Le mercredi 18 décembre 2019 à 18h, des manifestations monstres ont eu lieu partout en Pologne contre le projet de loi sur la réforme des tribunaux. Des organisations de magistrats, la Fondation Helsinki pour les droits de l'Homme et le Comité de défense de la démocratie (KOD, opposition) ont appelé à manifester le mercredi 18 décembre à 18h devant le parlement à Varsovie et devant les tribunaux dans une centaine de villes polonaises.
Qu’en est-il exactement de ce projet de loi ?
Le 19 novembre 2019, la Cour de Justice de l’Union Européenne (CJUE) a rendu sa décision concernant les questions posées par la Cour Suprême polonaise. Elle a jugé que la Cour Suprême polonaise devait examiner l'indépendance de la nouvelle Chambre Disciplinaire afin de déterminer si elle pouvait reconnaître des litiges concernant le départ à la retraite des juges de la Cour Suprême. Le 5 décembre, la Chambre du travail et de la sécurité sociale de la Cour Suprême a rendu un arrêté dans lequel, citant la décision de la CJUE du 19 novembre, elle a constaté, entre autres, que le nouveau Conseil National de la Magistrature (KRS) ne fournissait pas de garanties suffisantes d'indépendance vis-à-vis des pouvoirs législatif et exécutif, la Chambre Disciplinaire n’étant pas selon elle une juridiction au sens du droit de l'Union Européenne ni du droit national.
Le 12 décembre, des députés du parti majoritaire au pouvoir Droit et Justice (PiS) ont alors présenté un projet de modification des lois sur la structure des tribunaux communs et de la Cour Suprême, un projet qui prévoit notamment la « possibilité de révoquer des juges qui se permettraient de contester le Conseil National de la Magistrature ». Le projet de loi interdit également aux autorités judiciaires « d'adopter des résolutions exprimant l'hostilité envers d'autres autorités ». Ainsi, avec ce nouveau projet de loi, un juge remettant en cause la légalité de la nomination d’un autre juge pourrait tout simplement être révoqué. Mais il pourrait l’être également en cas de contestation par exemple du gouvernement ou simplement si l’on estime qu’il a des activités à caractère politique…

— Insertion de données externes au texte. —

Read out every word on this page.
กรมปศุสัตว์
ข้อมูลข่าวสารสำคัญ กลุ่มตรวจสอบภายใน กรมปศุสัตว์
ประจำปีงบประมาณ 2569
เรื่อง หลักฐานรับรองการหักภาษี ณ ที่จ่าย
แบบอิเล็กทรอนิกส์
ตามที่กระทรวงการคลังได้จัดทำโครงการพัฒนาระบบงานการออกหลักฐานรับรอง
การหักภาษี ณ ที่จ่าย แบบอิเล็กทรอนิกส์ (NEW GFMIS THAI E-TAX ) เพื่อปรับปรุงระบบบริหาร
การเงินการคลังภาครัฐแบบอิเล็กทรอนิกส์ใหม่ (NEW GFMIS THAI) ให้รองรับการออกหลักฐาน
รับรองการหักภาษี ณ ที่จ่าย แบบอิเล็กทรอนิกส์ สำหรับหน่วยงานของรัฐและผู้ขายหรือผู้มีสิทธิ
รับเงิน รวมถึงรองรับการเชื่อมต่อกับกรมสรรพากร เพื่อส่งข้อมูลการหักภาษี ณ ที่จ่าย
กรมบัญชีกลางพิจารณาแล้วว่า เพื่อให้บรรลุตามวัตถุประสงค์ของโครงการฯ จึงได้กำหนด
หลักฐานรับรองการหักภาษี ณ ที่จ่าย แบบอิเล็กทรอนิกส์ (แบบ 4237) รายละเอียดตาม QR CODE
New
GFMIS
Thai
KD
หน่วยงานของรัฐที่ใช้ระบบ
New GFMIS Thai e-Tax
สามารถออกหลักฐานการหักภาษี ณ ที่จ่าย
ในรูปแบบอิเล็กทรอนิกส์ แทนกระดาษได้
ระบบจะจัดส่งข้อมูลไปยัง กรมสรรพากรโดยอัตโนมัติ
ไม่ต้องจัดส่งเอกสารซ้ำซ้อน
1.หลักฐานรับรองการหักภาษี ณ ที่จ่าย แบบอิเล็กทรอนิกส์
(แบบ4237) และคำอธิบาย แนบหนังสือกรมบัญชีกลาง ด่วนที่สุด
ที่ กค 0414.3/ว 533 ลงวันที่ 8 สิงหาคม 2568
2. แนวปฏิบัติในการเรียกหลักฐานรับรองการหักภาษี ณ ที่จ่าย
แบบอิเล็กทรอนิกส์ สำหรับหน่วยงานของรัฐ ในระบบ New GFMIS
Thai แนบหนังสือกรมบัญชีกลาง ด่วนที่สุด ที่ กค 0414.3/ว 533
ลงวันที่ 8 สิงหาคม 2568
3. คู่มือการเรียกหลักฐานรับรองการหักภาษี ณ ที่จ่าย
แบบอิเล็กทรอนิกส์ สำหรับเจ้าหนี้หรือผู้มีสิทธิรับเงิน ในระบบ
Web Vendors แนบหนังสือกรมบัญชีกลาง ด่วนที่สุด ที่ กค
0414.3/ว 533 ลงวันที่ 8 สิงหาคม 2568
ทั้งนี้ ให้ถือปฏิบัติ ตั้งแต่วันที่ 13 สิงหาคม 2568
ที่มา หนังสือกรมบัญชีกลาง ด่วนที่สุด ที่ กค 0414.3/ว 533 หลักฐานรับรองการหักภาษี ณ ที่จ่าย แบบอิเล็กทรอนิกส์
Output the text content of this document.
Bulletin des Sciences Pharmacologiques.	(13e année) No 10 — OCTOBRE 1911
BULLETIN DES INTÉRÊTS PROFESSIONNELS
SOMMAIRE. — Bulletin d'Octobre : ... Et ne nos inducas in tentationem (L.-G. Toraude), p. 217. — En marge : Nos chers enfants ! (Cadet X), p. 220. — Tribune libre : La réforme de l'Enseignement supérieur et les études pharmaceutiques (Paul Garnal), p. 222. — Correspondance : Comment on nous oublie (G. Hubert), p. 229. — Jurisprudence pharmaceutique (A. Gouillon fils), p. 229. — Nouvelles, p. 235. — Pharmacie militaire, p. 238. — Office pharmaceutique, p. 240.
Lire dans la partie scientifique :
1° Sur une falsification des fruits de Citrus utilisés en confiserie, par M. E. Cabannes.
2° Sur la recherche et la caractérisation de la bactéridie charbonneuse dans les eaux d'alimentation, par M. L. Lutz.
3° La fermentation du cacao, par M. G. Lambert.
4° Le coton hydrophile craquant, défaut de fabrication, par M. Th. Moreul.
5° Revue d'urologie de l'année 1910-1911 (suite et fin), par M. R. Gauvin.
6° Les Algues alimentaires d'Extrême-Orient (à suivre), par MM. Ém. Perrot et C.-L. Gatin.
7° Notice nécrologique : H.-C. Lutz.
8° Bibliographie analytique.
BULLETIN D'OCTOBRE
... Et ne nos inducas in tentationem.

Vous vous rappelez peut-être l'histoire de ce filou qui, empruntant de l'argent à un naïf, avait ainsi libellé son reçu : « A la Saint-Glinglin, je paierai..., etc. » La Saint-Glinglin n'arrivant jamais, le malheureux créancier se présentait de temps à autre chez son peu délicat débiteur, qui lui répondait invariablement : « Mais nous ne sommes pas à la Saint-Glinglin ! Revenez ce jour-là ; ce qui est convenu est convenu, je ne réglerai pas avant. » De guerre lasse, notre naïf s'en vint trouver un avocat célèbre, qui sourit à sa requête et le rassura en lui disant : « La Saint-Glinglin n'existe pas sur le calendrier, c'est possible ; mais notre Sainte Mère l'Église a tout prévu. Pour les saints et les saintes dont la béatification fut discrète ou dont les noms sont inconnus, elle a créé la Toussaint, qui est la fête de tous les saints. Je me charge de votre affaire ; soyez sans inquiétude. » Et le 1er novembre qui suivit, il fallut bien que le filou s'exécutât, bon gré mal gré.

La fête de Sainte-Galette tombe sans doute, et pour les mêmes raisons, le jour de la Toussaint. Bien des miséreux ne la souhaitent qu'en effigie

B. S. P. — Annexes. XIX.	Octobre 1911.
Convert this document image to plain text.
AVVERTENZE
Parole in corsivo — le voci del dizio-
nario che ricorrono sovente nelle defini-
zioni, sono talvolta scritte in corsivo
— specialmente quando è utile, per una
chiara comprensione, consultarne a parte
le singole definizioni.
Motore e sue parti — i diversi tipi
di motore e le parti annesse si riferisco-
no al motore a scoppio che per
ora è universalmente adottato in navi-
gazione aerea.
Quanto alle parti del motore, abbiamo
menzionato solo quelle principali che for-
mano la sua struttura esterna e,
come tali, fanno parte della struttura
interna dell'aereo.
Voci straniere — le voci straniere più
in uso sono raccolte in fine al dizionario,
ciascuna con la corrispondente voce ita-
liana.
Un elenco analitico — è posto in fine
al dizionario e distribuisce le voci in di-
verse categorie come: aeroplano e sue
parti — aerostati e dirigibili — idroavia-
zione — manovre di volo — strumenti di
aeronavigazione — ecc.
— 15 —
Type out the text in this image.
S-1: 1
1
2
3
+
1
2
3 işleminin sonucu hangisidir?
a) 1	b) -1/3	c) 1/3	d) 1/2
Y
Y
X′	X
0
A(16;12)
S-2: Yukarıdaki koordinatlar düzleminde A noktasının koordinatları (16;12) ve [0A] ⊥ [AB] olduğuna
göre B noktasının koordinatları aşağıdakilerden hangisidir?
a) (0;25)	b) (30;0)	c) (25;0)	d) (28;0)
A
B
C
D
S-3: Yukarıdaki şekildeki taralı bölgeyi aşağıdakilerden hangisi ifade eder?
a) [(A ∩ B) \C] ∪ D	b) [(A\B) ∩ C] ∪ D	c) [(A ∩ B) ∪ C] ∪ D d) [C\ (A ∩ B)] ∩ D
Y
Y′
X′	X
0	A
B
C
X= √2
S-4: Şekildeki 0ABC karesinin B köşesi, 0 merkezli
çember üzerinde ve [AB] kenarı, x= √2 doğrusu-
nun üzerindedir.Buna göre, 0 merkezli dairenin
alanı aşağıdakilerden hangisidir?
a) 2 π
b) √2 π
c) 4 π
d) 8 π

Qu’en pensent l’opposition et la majorité ?
Pour l’opposition, le projet est assez clair. Il s’agirait tout simplement d’empêcher tout magistrat d’exprimer sa défiance par rapport au pouvoir en place, en gros, de museler la justice. Pour Danuta Przywara, présidente de la Fondation Helsinki en Pologne, la promulgation de ce texte signifierait « la fin de la séparation des pouvoirs et le retour au pouvoir unique que nous avons connu à l'époque de la Pologne communiste ».
Pour la majorité, cette loi permettrait d’éviter le chaos dans le système judiciaire polonais.
Qu’en pense l’opinion ?
Plus de la moitié des Polonais interrogés (51%) pensent que les juges sont moins indépendants après les réformes déjà introduites par le PiS (Parti Droit et Justice) contre 19% qui pensent le contraire et 30% sans opinion - selon l'enquête téléphonique Kantar pour "Fakty" TVN et TVN24 réalisée les 17 et 18 décembre 2019 auprès d'un échantillon représentatif de 1.003 Polonais de plus de 18 ans.
Les personnes sondées ont également été interrogées sur la manière dont elles évaluaient l'efficacité des tribunaux après les réformes. Dans cette même enquête téléphonique menée par Kantar pour "Fakty" sur TVN et TVN24, les sondés ont dû répondre à la question suivante: « Comment évaluez-vous le fonctionnement des tribunaux en Pologne après les réformes du PiS? ». 49% ont choisi la réponse « les tribunaux sont moins efficaces ». 17% pensent le contraire. 34% ont choisi l'option «Je ne sais pas / difficile à dire».